Ella, entre arisca y risueña, siguió arrancando las manzanillas silvestres. Un céfiro de los más blandos que jamás ha cantado poeta alguno, un soplo que parecía salir de labios de un niño dormido, pasando luego por los cálices de todas las madreselvas y las ramas de todas las mentas é hinojos, se divertía en halagarle la frente, inclinando después las delgadas aristas de la espiga madura. A pesar de sus fingidas asperezas, Manola sentía un gozo inexplicable, una alegría nerviosa que le hacía temblar las manos al recoger las manzanillas. Con todo el alborozo de una chiquilla saboreaba la impresión nueva de tener allí, rendido, humilde y suplicante, al turbulento compañero de infancia, el que siempre podía más que ella en juegos y retozos, al que en la asociación íntima y diaria de sus vidas representaba la fuerza, el vigor, la agilidad, la destreza y el mando. Al sentirse investida por primera vez de la regia prerrogativa femenina, al comprender claramente cómo y hasta dónde le tenía sujeta la voluntad su Pedro, se deleitaba en aparentar malhumor, en torcerle el gesto, en llevarle la contraria, en responderle secamente, en burlarse de él con cualquier motivo, encubriendo así la mezcla de miedo y dicha, el ímpetu de su sangre virginal, ardorosa y pura, que se agolpaba toda al corazón, y subía después zumbando á los oídos produciéndole deleitoso mareo, al oír la voz de Pedro, y sobre todo al detallar su belleza física. Justamente, mientras corría aquel tan halagüeño céfiro, Manuela se absorbía en la contemplación de su amigo, pero de reojo. La luminosa transparencia de la noche permitía ver los graciosos rizos del mancebo cayendo sobre su frente blanca y tersa como el mármol, y distinguir la lindeza de sus facciones y de sus azules ojos, que entonces parecían muy oscuros.

—¿Cómo me querrá tanto, siendo yo fea? —decía para sus adentros Manola; y de repente, cogiendo todas las manzanillas, se las arrojó al rostro.

—A casa, á casa enseguida, que son las tantas de la noche —murmuró arrodillándose, como si le costase trabajo incorporarse de una vez. Ya estaba allí Pedro para auxiliarla. Cuando eran chiquillos solía dejarla en el atolladero por algún tiempo hasta que pidiese misericordia, y reírse descaradamente de sus apuros… Ahora no se atrevería á hacerla rabiar: él era el esclavo.

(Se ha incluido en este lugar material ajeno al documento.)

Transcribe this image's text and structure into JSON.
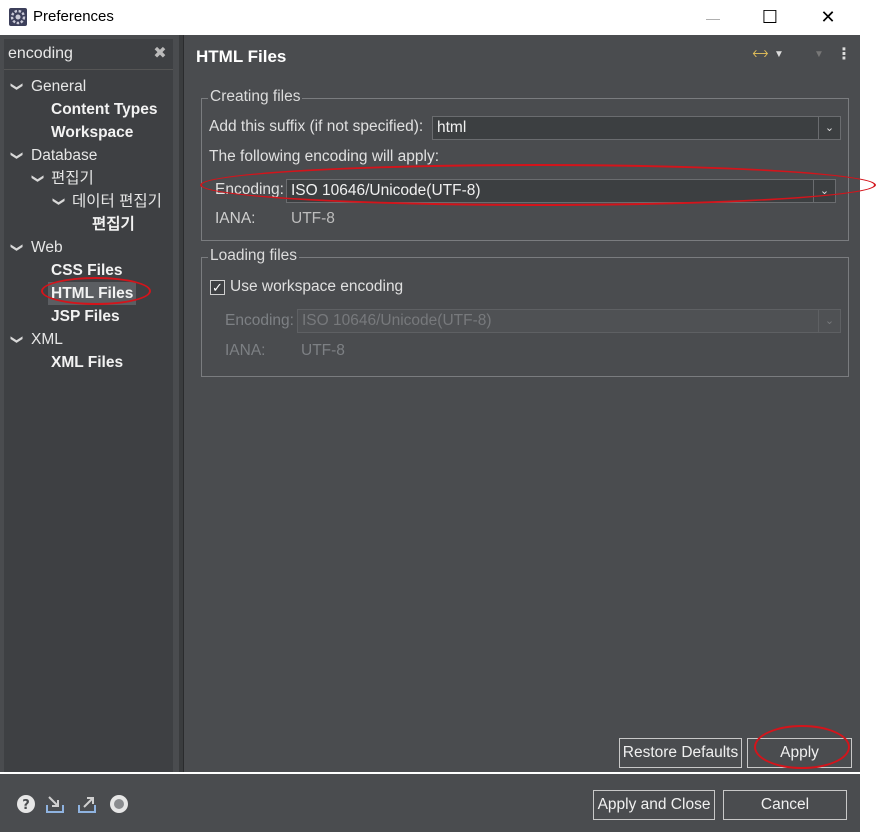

Volvieron á tomar el sendero. A poco se encontraron en la era, vasto redondel cercado por una parte de estrecha muralla y de manzanos gibosos. Por la otra, sobre el cielo estrellado, se destacaba la cruz del hórreo, y más arriba subían las ramas inmóviles de una higuera. Alrededor, las medas ó altos montículos de mies remedaban las tiendas de un campamento ó la ranchería de una india. Ya no había allí nadie: por el suelo quedaban todavía esparcidos algunos haces de la cosecha del día.

Un perro, ladrando hostilmente, se abalanzó contra la pareja; mas al reconocerla, trocó los ladridos de cólera en delirantes aullidos de alegría, se echó al suelo, se revolcó, gimió, y por último, zarandeando la cola de un modo insensato, con la lengua fuera de las fauces, trotando sobre la seca hierba del sendero, y volviéndose á cada segundo, los precedió hasta los Pazos de Ulloa.